Cooperating Care: Enhancing Immigrant Homecare in Boston

 

Boston, Massachusetts

Mayor

Michelle Wu

Start of Project

2025

End of Project

Ongoing

Photo: Wangkun Jia/Shutterstock

 

Overview

Boston pledges to launch the city’s first immigrant-led homecare cooperative to serve Boston’s aging population. The cooperative will create dignified jobs and business ownership pathways for immigrant and refugee workers while addressing a critical gap in the healthcare system.

The cooperative approach addresses four key needs:

  1. Economic Opportunity: Provides income generation and wealth-building for workers facing employment precarity.

  2. Healthcare Workforce Development: Addresses critical caregiver shortages (currently 6 clients per caregiver) through structured pathways, comprehensive training, and reduced turnover.

  3. Model Replication: Creates a decentralized, neighbourhood-based network of franchised cooperatives that uphold the Massachusetts Domestic Workers Law, with pathways to SEIU1199 unionization for eligible workers.

  4. Systems Change: Advances Boston's economic justice vision by demonstrating worker-centred business models, creating economic mobility pathways, building wealth in historically excluded communities, and addressing workforce needs through community solutions.

This approach leverages Boston's diversity while addressing barriers to economic inclusion and providing essential community services. This project is supported by the Global Cities Fund for Migrants and Refugees (GCF), the Mayors Migration Council’s instrument to channel international funding directly to cities to implement inclusive projects of their own design.

Expected Impact

The project will provide a path to income and business ownership for migrant and refugee workers facing economic precarity. The co-op will launch in 2026 with a minimum of 3 members and will be designed to grow, with a goal of 12 members after 18 months. BCCO will track co-op member satisfaction, including data on earnings and the quality of working conditions, using benchmarking questions from ICA Group and DAWI research.

Through membership in Elevate Co-op, the home-care co-op will be part of an innovative strategy to scale up small cooperatives by networking them together, while retaining local democratic control. This approach addresses the common challenge of small cooperatives being limited in their growth potential while preserving the benefits of worker ownership.

Additionally, Launch.coop will make the platform available to three Boston organizations to support co-op startup initiatives in the first year following its launch.
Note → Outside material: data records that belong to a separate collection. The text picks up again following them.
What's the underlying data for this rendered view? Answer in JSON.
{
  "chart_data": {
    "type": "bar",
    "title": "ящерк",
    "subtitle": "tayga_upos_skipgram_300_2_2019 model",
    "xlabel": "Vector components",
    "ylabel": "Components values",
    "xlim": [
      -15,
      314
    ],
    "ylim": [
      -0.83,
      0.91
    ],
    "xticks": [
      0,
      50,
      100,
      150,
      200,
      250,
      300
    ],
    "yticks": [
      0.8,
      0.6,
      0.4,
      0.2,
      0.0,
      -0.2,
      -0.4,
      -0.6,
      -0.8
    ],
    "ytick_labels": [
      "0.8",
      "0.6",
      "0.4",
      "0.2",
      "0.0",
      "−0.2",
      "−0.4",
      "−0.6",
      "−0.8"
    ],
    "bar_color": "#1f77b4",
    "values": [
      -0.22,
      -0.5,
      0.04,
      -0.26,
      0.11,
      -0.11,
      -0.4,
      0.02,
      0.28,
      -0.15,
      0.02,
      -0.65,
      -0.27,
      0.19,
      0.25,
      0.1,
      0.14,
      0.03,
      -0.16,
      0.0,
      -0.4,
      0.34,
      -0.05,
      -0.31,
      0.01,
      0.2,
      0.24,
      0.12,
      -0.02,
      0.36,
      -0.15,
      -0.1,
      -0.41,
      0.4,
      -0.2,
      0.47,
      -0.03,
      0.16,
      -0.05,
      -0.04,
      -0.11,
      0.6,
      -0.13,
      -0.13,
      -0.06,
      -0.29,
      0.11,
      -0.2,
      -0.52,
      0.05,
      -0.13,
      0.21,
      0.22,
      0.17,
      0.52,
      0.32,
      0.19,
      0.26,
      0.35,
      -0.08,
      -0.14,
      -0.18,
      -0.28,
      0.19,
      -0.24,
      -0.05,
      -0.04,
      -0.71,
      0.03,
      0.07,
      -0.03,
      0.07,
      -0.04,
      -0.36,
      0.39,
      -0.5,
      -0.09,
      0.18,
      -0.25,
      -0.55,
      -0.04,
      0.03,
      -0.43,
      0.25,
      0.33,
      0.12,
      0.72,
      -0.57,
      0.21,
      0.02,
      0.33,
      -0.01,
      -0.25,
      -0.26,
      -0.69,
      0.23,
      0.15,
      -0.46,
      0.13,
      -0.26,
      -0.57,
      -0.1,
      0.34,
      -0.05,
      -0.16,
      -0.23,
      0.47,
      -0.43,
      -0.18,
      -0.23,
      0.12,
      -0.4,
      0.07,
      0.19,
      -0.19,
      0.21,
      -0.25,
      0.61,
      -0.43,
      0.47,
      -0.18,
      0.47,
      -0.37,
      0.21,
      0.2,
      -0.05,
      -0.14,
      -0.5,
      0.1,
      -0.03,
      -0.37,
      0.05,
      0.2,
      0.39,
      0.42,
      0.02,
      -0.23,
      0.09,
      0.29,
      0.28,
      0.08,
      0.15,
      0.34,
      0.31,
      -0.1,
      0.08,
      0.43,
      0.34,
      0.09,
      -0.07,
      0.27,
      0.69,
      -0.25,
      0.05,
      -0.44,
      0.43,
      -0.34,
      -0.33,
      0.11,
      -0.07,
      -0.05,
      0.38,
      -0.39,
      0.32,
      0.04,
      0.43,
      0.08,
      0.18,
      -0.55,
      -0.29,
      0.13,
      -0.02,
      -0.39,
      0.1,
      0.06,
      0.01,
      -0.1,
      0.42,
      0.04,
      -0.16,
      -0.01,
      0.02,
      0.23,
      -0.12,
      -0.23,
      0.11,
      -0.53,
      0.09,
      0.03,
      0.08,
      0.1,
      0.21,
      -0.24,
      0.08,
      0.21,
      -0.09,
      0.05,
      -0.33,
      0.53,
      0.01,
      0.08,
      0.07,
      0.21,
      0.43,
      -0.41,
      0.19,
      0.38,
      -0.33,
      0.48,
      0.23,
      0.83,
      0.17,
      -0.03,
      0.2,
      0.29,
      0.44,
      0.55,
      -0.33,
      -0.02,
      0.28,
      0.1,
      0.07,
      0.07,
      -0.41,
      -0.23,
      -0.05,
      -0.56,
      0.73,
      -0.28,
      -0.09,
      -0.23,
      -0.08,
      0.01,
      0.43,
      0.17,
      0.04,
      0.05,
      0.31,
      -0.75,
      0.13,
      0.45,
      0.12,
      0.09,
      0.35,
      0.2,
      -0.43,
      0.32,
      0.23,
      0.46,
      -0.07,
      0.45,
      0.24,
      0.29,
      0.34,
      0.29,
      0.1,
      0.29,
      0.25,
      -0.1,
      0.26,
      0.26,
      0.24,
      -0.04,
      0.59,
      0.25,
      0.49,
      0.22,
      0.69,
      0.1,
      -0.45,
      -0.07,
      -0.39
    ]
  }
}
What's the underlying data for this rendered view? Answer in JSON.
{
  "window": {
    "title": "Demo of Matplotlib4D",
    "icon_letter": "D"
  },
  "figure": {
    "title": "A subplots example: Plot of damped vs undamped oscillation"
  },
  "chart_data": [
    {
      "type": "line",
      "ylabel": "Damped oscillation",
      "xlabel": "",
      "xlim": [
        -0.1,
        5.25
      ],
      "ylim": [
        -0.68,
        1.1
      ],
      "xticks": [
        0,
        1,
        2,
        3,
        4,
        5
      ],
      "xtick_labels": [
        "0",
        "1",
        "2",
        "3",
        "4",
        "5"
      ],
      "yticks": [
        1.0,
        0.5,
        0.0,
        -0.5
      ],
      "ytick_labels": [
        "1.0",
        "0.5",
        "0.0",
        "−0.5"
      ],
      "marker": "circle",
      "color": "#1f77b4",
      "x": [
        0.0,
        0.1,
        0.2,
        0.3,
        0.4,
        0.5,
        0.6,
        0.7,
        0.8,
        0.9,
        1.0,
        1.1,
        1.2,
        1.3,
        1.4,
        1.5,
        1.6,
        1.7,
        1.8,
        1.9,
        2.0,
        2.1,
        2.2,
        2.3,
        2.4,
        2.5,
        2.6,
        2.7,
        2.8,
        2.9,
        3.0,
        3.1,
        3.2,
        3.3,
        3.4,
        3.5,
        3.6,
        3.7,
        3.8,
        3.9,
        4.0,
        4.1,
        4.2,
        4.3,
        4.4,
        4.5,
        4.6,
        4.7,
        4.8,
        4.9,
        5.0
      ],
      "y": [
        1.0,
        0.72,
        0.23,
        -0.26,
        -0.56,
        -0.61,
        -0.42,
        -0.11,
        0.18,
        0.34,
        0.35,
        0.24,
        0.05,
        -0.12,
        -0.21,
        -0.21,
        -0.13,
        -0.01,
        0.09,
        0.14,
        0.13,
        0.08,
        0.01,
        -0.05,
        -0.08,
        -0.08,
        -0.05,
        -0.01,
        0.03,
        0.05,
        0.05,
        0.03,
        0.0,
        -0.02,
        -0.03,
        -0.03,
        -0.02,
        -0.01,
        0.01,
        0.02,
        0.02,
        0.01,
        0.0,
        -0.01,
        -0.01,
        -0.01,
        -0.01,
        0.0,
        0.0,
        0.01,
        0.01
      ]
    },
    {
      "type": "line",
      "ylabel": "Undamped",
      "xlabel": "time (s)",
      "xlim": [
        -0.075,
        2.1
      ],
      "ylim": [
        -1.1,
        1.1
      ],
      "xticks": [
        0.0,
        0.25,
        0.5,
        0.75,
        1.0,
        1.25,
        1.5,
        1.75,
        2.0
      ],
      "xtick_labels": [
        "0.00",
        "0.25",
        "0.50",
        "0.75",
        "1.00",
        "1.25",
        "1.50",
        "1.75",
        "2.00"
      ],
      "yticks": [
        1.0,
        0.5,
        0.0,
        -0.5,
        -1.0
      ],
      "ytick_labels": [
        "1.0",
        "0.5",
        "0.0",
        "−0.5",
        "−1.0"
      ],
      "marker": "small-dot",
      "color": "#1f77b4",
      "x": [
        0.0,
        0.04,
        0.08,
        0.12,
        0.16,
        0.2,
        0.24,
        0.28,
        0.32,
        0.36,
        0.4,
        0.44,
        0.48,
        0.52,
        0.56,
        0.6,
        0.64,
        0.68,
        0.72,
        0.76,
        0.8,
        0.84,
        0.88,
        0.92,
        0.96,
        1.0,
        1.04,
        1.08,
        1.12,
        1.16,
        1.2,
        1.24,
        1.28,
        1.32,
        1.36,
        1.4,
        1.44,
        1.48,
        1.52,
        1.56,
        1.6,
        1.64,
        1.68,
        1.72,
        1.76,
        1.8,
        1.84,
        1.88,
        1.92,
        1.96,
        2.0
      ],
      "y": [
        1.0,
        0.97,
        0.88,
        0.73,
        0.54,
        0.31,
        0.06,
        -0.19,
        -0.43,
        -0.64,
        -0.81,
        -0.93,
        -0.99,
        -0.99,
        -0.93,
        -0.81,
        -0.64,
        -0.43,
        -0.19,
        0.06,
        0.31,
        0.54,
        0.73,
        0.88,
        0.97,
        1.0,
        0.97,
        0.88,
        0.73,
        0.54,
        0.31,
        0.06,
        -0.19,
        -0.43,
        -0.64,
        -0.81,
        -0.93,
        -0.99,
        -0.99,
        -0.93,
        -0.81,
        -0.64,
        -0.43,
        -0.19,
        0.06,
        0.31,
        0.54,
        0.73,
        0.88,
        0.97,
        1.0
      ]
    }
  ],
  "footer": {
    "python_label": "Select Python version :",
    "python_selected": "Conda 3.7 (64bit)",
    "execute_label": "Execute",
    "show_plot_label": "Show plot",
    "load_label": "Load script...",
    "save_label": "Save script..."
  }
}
This will provide an important user testing opportunity before the platform becomes available in Massachusetts and then nationwide, creating a multiplier effect for the initial investment.

 

Priority Objectives

Protecting those most vulnerable

Realizing socio-economic inclusion

 
This new initiative will support our older residents who are strong anchors in our communities while expanding pathways to economic mobility for our immigrant caregivers.